Non-human primates will be essential to our efforts to understand the long-term effects of Covid-19. Estimates suggest that 10-30% of individuals may experience a long period of Covid after initial recovery. The National Institutes of Health must fund research that seeks to explain the neurological impacts of long Covid, and that must include projects using non-human primate models.

In the scary early days of the pandemic, infectious disease experts turned to primate research to understand how the disease attacked the body, and then to develop the Covid-19 vaccine. As early as May 2020, studies were published show that primates could develop immunity against Covid-19, establishing in record time that vaccines could be an effective tool to control the spread of SARS-CoV2. More than a dozen candidate vaccines have been tested in monkeys to determine their safety and effectiveness. Critically, the scientists built on previous research that showed an mRNA vaccine offered protection to primates against the Zika virus. This past experience helped lay the groundwork for the development of Covid-19 mRNA vaccines, the fastest vaccines ever created.

Going forward, primate research will help us understand whether specific groups, such as the elderly, are more likely to develop long Covid. My team and others have early research suggesting that the virus can travel to the brain through a person’s nose and potentially cause lasting neurological problems, such as brain fog, loss or distortion of smell, anxiety, depression, difficulty concentrating and headaches, as reported in patients. Even more worrying is the risk that the pandemic will lead to an increase in cases of Alzheimer’s or Parkinson’s. Powerful monkey models of Covid-19 will be needed to sort out such a potential link.

We are only at the very beginning of understanding the long Covid, and we must put all of our tools — including increased federal funding — to work on unraveling its mysteries. Providing additional federal funding for non-human primate research will help accelerate this critical research, giving us much-needed answers about the long Covid sooner.

My colleagues and I are committed to conducting our research in an ethical and humane manner. Over the four decades that I have conducted primate research, our protocols have continually evolved to improve the welfare of monkeys. They live in public housing, except in rare cases where scientific protocol requires isolation. We are careful to respect and maintain the natural hierarchies of the colonies. We provide them with food supplements and dental and eye care, and we work to reduce their stress levels. Additionally, before any research on non-human primates can take place, it must be approved by an institutional animal care and use committee, a committee of veterinarians, scientists, and lay members of the community.
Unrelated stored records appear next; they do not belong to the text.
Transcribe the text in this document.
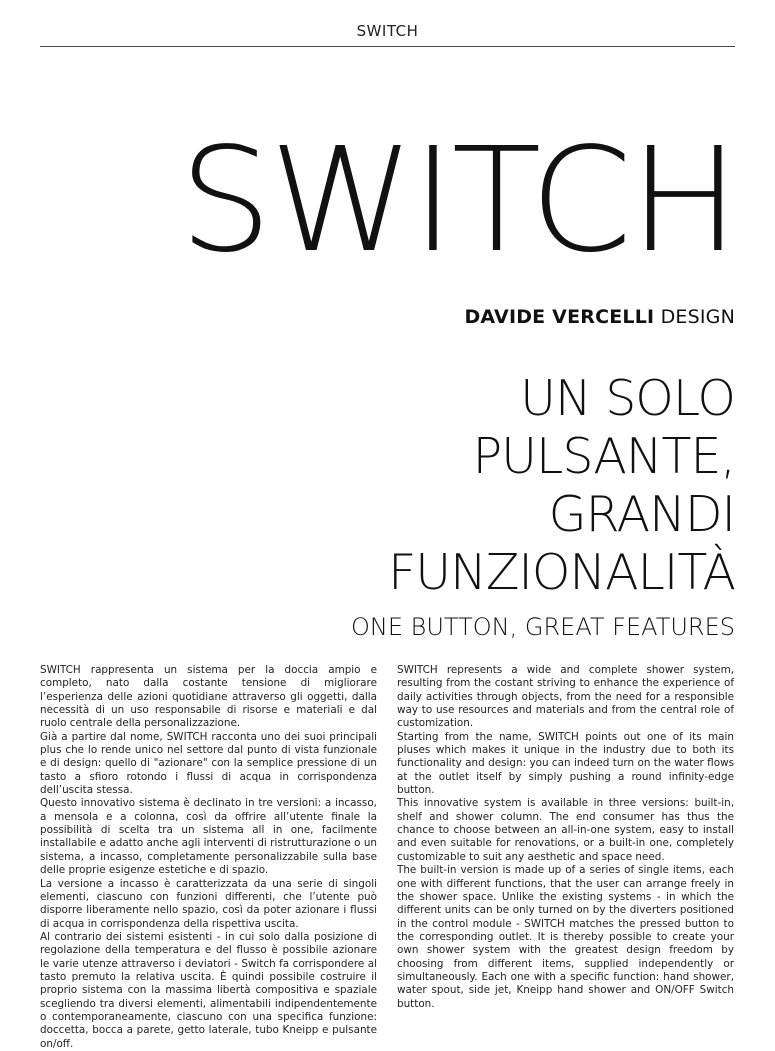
SWITCH
SWITCH
DAVIDE VERCELLI DESIGN
UN SOLO
PULSANTE,
GRANDI
FUNZIONALITÀ
ONE BUTTON, GREAT FEATURES

SWITCH rappresenta un sistema per la doccia ampio e completo, nato dalla costante tensione di migliorare l’esperienza delle azioni quotidiane attraverso gli oggetti, dalla necessità di un uso responsabile di risorse e materiali e dal ruolo centrale della personalizzazione.

Già a partire dal nome, SWITCH racconta uno dei suoi principali plus che lo rende unico nel settore dal punto di vista funzionale e di design: quello di "azionare" con la semplice pressione di un tasto a sfioro rotondo i flussi di acqua in corrispondenza dell’uscita stessa.

Questo innovativo sistema è declinato in tre versioni: a incasso, a mensola e a colonna, così da offrire all’utente finale la possibilità di scelta tra un sistema all in one, facilmente installabile e adatto anche agli interventi di ristrutturazione o un sistema, a incasso, completamente personalizzabile sulla base delle proprie esigenze estetiche e di spazio.

La versione a incasso è caratterizzata da una serie di singoli elementi, ciascuno con funzioni differenti, che l’utente può disporre liberamente nello spazio, così da poter azionare i flussi di acqua in corrispondenza della rispettiva uscita.

Al contrario dei sistemi esistenti - in cui solo dalla posizione di regolazione della temperatura e del flusso è possibile azionare le varie utenze attraverso i deviatori - Switch fa corrispondere al tasto premuto la relativa uscita. È quindi possibile costruire il proprio sistema con la massima libertà compositiva e spaziale scegliendo tra diversi elementi, alimentabili indipendentemente o contemporaneamente, ciascuno con una specifica funzione: doccetta, bocca a parete, getto laterale, tubo Kneipp e pulsante on/off.

SWITCH represents a wide and complete shower system, resulting from the costant striving to enhance the experience of daily activities through objects, from the need for a responsible way to use resources and materials and from the central role of customization.

Starting from the name, SWITCH points out one of its main pluses which makes it unique in the industry due to both its functionality and design: you can indeed turn on the water flows at the outlet itself by simply pushing a round infinity-edge button.

This innovative system is available in three versions: built-in, shelf and shower column. The end consumer has thus the chance to choose between an all-in-one system, easy to install and even suitable for renovations, or a built-in one, completely customizable to suit any aesthetic and space need.

The built-in version is made up of a series of single items, each one with different functions, that the user can arrange freely in the shower space. Unlike the existing systems - in which the different units can be only turned on by the diverters positioned in the control module - SWITCH matches the pressed button to the corresponding outlet. It is thereby possible to create your own shower system with the greatest design freedom by choosing from different items, supplied independently or simultaneously. Each one with a specific function: hand shower, water spout, side jet, Kneipp hand shower and ON/OFF Switch button.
What hasn’t changed since I started my career in primate research? Apes’ similarities to humans continue to make them essential partners in our quest for new discoveries directly relevant to human health. More than 100,000 patients with Parkinson’s disease have benefited from deep brain stimulation, a therapy developed through research on monkeys. What’s more, researchers have even implanted electrodes in the brains and spines of paralyzed monkeys, allowing them to walk again. This research is already being applied to humans, potentially enabling paraplegics to walk. What was once considered impossible could become standard medical procedure.

For us to achieve this bright future, we must recruit the best young scientists to join the field, and not fear that they will be vilified for conducting vital research. We need the support of lawmakers who rightly announce life-saving medical advances every day.

Anything else risks missing out on vital advances that could benefit millions of people around the world.